I pull my phone out of my bag, but instead of pulling up the directions back to River’s house, I scroll
through my previous calls. When I find the number I want, I press the little icon to dial the number.
It rings a few times, and I drum my fingers on the steering wheel, staring out through the windshield.
Finally, a gruff voice answers.
“Hello?”
“Judge Hollowell? Please, don’t hang up.”
27
There’s a beat of silence, but I don’t wait for it to stretch out. He probably doesn’t know who this is, didn’t recognize the number—and maybe that’s a good thing. It’ll give me more time before he decides to hang up.
“Judge Hollowell, I really, really need your help. I know it’s Christmas, and I know you said you couldn’t get involved, but my mom needs help.”
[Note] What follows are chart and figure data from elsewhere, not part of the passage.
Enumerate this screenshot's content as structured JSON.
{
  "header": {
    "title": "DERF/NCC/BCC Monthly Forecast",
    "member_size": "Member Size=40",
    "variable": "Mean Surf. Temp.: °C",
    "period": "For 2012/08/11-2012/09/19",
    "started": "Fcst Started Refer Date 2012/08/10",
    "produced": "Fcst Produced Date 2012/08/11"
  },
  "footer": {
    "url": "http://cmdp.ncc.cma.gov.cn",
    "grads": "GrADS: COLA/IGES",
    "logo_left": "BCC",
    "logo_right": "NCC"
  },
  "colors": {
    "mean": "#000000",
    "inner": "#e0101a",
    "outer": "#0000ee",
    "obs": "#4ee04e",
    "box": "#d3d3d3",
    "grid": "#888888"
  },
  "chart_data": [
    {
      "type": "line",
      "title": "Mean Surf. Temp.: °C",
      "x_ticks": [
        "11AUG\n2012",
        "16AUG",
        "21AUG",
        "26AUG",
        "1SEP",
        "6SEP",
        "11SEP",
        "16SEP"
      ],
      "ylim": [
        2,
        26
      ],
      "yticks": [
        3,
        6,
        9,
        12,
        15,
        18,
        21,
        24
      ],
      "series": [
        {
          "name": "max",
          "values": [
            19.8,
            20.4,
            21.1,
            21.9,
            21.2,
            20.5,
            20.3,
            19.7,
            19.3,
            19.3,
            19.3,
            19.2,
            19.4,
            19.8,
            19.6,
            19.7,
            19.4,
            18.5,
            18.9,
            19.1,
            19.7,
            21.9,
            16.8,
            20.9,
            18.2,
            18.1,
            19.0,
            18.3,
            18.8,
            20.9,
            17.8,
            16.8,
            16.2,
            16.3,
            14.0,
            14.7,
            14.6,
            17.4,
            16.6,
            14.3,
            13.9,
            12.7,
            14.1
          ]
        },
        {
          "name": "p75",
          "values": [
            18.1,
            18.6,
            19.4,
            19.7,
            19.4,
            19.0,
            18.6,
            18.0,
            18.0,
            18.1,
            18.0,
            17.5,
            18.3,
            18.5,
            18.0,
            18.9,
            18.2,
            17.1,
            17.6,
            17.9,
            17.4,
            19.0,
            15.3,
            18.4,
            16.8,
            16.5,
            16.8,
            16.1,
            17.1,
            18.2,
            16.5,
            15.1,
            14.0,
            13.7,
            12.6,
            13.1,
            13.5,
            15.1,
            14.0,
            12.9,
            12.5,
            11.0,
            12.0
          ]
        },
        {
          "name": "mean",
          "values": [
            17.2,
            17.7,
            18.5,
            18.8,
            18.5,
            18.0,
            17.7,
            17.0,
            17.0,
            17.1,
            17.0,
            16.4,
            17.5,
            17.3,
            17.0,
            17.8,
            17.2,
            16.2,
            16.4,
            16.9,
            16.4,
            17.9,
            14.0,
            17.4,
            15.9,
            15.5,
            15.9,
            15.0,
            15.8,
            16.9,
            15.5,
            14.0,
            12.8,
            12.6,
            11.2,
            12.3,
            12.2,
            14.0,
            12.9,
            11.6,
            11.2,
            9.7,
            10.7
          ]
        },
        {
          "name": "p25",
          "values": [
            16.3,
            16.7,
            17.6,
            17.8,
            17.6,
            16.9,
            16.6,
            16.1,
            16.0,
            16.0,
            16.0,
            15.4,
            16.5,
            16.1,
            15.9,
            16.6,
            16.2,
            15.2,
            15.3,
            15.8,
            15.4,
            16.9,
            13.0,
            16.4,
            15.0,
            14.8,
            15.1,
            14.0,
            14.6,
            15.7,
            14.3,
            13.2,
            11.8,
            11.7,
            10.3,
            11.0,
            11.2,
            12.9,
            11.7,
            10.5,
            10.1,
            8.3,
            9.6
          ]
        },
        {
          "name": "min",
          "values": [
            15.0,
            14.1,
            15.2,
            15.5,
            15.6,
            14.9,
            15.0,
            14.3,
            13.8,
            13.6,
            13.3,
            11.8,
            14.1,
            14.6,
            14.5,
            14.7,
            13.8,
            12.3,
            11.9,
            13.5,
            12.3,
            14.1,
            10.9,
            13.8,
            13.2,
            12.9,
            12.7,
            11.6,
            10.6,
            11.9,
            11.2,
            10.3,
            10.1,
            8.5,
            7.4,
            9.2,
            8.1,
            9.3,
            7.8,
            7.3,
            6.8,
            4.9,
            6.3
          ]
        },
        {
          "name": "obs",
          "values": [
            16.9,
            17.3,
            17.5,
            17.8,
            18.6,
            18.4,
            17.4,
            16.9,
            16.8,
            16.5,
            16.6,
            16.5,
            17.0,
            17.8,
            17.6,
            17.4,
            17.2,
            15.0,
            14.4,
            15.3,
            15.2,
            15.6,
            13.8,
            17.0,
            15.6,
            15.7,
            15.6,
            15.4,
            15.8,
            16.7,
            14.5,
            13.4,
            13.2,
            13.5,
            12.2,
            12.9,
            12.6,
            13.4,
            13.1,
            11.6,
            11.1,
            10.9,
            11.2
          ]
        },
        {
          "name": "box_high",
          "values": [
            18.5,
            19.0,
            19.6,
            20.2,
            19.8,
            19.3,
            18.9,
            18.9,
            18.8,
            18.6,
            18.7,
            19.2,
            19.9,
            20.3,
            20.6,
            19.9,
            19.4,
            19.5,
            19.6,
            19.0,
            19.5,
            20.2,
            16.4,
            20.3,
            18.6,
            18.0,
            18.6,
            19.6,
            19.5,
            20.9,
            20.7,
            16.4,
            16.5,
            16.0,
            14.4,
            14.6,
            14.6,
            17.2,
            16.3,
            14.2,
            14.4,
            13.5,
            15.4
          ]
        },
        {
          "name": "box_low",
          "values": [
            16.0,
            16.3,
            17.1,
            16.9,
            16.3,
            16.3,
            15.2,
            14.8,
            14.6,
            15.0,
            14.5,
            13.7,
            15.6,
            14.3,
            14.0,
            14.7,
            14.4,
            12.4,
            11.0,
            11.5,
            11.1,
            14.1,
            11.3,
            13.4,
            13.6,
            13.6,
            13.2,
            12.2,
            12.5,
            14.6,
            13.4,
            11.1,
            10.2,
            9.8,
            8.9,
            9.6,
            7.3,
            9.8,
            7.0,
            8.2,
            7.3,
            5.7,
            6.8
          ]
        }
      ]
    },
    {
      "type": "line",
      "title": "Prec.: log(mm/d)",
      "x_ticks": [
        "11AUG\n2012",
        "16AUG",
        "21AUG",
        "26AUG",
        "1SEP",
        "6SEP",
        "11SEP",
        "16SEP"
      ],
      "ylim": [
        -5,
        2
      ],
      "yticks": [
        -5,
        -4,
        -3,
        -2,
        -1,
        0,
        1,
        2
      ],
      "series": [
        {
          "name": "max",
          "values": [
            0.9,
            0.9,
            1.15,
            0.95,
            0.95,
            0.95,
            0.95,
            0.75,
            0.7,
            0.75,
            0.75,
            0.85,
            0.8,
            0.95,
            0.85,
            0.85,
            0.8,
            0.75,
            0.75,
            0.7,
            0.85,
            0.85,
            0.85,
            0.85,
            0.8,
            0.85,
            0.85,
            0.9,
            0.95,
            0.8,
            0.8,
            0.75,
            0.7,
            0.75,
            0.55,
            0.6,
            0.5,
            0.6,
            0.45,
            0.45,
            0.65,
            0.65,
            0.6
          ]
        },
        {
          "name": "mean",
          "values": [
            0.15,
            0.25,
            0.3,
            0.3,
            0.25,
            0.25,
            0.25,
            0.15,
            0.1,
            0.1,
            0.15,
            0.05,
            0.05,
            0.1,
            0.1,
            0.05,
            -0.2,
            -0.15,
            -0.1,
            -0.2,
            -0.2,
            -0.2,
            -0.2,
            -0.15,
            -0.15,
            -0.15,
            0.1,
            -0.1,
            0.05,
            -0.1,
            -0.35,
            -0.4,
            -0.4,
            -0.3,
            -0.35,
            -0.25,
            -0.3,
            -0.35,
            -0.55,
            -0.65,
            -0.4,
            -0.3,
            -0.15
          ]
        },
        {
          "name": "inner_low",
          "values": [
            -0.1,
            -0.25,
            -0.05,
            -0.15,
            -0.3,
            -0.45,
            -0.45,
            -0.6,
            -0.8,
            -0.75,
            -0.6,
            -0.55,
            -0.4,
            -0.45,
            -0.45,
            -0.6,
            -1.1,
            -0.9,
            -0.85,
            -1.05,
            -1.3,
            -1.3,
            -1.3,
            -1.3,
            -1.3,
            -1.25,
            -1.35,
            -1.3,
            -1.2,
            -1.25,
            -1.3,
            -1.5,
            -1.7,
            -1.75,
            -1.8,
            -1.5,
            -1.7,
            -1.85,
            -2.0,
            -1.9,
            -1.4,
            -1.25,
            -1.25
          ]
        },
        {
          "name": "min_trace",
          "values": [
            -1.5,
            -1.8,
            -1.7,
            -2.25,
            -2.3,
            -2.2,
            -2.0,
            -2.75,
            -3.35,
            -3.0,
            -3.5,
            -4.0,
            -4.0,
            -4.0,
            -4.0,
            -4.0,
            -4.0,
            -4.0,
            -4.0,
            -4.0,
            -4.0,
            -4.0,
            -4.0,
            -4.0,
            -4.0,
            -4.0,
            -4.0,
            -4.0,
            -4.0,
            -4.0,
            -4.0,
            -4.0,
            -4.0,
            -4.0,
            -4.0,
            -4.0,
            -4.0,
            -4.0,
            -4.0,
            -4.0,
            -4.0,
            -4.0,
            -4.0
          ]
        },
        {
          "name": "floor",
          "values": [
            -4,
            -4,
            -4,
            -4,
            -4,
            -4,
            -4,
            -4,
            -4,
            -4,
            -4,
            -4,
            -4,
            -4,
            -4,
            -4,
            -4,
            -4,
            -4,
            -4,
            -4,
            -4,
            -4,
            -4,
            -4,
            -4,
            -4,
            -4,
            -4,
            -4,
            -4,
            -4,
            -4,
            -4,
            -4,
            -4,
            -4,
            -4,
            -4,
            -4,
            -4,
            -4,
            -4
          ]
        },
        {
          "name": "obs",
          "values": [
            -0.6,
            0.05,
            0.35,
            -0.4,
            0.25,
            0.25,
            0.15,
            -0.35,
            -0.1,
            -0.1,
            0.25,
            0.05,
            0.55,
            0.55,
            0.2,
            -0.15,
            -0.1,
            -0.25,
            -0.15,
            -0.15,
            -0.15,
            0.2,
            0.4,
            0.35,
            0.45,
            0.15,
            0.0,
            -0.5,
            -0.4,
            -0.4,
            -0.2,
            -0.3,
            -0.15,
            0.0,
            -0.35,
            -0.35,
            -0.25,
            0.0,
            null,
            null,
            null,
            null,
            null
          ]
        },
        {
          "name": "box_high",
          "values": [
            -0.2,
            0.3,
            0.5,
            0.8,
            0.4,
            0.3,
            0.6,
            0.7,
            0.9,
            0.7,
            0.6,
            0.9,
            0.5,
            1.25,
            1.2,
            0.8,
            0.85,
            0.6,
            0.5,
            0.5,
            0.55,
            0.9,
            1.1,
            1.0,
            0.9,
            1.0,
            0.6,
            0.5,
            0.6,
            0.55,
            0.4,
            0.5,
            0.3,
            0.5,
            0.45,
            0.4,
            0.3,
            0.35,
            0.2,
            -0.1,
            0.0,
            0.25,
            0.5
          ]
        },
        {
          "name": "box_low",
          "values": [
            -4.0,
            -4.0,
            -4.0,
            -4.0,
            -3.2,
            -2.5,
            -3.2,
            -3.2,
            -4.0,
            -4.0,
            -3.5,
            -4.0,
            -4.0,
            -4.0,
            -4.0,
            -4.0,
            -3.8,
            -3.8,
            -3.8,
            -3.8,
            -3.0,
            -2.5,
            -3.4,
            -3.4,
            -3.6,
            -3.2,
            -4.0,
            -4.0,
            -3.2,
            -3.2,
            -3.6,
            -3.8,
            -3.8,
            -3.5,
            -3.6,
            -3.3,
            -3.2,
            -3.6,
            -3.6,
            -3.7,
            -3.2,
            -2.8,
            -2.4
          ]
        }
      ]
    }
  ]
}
Those words seem to click it into place for him. When he speaks again, there’s recognition in his tone. “I can’t do anything for you, Ms. Thomas. I’m sorry. And as you said, it’s Christmas. I’m trying to enjoy a relaxing day at home, and I don’t have time to—”
“Just a few minutes. Please!”
I hear him take a deep breath, as if summoning patience. I rush on, anxious to get everything out before he speaks again.
“That thing you said about Scott Parsons? It’s totally true. My mom said he keeps changing his strategy, keeps promising her he knows what he’s doing, but he doesn’t even seem like he knows all the facts of her case. Please, you’re the only person I know in Fox Hill who understands law—the only person I could think of to call. Can you please help? Even just a little, to go over the case and see what her lawyer is missing, what he’s not doing.”
Judge Hollowell grunts softly, an annoyed sound. “Jesus. That man should be disbarred.”
“Yes! He should!” I blurt, my voice too loud in the small confines of the car. “But he hasn’t been. Instead, he’s representing my mom on a murder charge. He holds her whole life in his hands, and I just want to—to—”
The things that are about to come out of my mouth are not as polite and dignified as I’m trying to make myself seem, so I clamp my lips shut. When I’m a little more under control, I start again.